March 20th, 2017
It is no surprise that daily dietary protein requirement in men is more than women. When it comes to boosting testosterone levels or building muscles, high protein diet is the most loved option (thanks to the intensive marketing tactics by fitness industries!).
However, people don’t know that consumption of too much protein not only has notoriously negative effects on the hormone production but it can affect overall health including poor muscle gain and overall slow metabolism.
Amino acid chains connected with peptide bonds forms a protein molecule. Different proteins have different lengths of amino acid chains. A complete protein will have all essential amino acids for instance, some examples of healthy protein sources are eggs, milk, and meat.
Testosterone production and muscle mass gain greatly depends upon the total intake of protein and the type of protein used. Insufficient protein intake can decrease the muscle mass and lower the testosterone production. For maximum muscle gain, a person requires 0.8gram of protein per pound of lean mass. In fact, 0.37g per pound is sufficient to maintain the positive nitrogen balance in habituated body builders.
As per one research, high protein diet has negative impact on overall hormonal profile. As part of the research study, the sample of resistance trained subjects were divided into different groups based on different compositions of macronutrients i.e. high carbs, high protein, and low fat diet. Upon analysis, it was observed that men with high protein intake had lower serum levels of testosterone. This reduction was dose dependent i.e. greater the amount of protein intake, greater was the testosterone suppression.
Another similar study was carried out on untrained men. The subjects were divided into two groups (high carbohydrate diet VS. high protein diet) with same amount of total caloric and fat intake. Results suggested that not only the testosterone and DHT levels were suppressed in men with high protein intake but it also increased the basal production of cortisol (the stress hormone). The only “negative aspect” of low protein diet observed in high-carb group was, increase in SHBG levels which can reduce the bioavailability of testosterone.

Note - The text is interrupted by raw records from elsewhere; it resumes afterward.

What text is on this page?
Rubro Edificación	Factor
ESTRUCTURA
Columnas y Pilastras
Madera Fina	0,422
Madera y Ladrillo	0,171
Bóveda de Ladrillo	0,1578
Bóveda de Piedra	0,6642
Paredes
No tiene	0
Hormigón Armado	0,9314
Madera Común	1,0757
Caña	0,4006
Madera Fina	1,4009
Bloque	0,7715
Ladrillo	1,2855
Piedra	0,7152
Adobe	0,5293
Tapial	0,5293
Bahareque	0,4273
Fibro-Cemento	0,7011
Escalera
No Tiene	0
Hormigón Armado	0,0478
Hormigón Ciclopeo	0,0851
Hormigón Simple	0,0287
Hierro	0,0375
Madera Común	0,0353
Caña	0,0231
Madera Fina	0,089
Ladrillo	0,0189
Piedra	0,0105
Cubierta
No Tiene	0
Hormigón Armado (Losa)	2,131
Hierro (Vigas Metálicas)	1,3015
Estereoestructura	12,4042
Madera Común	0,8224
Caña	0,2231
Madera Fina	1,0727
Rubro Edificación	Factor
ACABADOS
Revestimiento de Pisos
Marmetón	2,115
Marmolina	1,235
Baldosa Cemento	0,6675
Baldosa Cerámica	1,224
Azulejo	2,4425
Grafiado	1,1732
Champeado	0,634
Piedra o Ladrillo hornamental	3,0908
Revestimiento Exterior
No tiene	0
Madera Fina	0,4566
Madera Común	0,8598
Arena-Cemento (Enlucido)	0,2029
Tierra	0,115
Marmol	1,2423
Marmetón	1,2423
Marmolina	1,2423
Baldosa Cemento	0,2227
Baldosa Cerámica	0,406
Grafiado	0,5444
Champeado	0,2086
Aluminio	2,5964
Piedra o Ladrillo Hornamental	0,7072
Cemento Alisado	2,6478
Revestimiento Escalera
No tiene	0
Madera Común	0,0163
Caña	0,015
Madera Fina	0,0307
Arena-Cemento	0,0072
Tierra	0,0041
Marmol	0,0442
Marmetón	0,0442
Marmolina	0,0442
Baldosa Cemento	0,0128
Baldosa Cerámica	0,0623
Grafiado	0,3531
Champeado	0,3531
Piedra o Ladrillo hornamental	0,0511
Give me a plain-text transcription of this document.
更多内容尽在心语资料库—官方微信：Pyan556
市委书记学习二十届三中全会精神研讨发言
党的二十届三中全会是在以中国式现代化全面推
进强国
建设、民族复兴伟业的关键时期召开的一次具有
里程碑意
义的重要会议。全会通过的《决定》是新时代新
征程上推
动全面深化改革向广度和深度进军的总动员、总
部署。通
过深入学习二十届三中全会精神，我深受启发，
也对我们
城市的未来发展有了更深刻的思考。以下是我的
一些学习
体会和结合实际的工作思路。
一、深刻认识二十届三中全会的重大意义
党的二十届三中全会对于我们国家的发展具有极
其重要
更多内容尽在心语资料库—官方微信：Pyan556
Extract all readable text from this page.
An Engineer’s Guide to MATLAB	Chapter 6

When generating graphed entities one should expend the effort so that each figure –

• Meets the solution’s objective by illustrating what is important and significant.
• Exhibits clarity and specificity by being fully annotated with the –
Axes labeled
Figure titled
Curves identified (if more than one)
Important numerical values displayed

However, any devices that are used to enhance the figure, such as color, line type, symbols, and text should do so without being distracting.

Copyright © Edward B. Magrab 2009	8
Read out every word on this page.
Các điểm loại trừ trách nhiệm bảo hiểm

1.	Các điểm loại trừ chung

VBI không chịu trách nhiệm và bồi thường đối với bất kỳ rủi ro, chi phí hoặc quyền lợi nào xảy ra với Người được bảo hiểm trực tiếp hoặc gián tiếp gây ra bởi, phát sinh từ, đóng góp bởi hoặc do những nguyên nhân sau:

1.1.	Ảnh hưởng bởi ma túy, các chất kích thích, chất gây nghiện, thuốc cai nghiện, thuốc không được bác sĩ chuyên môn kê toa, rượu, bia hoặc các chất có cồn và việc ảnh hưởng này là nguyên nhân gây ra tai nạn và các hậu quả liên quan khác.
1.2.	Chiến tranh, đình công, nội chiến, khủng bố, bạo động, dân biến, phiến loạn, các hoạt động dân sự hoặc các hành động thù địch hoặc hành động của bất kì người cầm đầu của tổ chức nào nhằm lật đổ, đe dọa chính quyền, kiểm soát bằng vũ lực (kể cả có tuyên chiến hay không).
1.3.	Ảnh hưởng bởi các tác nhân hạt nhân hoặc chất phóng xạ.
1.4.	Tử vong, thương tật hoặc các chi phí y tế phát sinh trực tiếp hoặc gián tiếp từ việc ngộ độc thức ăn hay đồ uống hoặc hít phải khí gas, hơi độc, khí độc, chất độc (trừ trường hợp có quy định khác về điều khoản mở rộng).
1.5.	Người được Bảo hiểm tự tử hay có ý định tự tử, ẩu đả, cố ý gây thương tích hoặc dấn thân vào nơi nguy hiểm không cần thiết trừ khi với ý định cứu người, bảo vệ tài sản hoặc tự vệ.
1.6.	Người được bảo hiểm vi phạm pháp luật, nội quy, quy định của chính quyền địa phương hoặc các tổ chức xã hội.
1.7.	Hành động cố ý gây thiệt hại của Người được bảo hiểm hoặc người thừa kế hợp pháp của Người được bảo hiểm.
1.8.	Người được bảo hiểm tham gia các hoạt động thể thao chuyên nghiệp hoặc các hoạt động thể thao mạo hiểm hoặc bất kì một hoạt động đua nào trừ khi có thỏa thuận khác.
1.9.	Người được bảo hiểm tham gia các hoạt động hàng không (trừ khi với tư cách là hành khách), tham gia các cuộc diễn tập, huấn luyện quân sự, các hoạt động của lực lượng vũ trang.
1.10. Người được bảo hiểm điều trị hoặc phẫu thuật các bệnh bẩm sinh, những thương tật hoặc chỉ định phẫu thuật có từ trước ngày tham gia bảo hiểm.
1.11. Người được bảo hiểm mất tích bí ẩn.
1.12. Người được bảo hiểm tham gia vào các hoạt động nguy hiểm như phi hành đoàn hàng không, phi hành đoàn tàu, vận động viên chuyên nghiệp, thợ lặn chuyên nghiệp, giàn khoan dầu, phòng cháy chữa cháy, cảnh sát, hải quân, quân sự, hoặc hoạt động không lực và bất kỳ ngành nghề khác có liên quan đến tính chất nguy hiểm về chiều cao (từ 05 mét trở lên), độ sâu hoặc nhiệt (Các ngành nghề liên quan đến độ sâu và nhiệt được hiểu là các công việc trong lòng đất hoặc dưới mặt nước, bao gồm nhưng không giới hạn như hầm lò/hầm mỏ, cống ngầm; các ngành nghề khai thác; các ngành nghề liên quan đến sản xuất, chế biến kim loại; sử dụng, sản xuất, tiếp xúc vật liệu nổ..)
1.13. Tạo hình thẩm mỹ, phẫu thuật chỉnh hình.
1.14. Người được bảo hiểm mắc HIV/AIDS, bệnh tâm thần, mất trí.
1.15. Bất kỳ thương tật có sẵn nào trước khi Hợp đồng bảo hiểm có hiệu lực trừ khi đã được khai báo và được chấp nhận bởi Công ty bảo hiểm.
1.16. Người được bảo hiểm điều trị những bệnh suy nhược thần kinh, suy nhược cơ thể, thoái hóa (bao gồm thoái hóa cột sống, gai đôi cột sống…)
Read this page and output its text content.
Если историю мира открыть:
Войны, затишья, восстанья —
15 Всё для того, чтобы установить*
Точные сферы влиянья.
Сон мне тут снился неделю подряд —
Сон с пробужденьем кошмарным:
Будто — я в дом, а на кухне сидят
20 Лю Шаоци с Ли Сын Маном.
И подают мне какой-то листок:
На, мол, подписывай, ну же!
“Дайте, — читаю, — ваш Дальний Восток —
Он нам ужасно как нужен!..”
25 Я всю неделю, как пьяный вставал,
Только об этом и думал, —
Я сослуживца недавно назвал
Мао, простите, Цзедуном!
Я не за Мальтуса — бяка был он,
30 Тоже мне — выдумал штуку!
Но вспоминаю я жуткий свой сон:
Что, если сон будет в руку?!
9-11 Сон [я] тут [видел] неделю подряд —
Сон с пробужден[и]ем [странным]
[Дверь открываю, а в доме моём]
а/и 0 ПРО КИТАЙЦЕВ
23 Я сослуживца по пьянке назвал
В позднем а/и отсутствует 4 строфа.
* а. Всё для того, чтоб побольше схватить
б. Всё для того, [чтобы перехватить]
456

Though, the type of protein intake does affect testosterone production but there isn’t much study on this matter. There is only one study which suggests that animal protein is much more efficient in increasing the basal androgen production, as compared to plant or soy protein. The reason could be different amino acid composition or the fact that soy contains phytoestrogens.
From results of various research studies, it can be concluded that neither too much or too low protein intake is good for testosterone production and muscle mass gain. If excess protein can suppress testosterone and muscle gain, low protein can raise SHBG. Thus, moderation is the key!
Speak to your doctor if your think your low serum testosterone levels are a result of inadequate protein intake.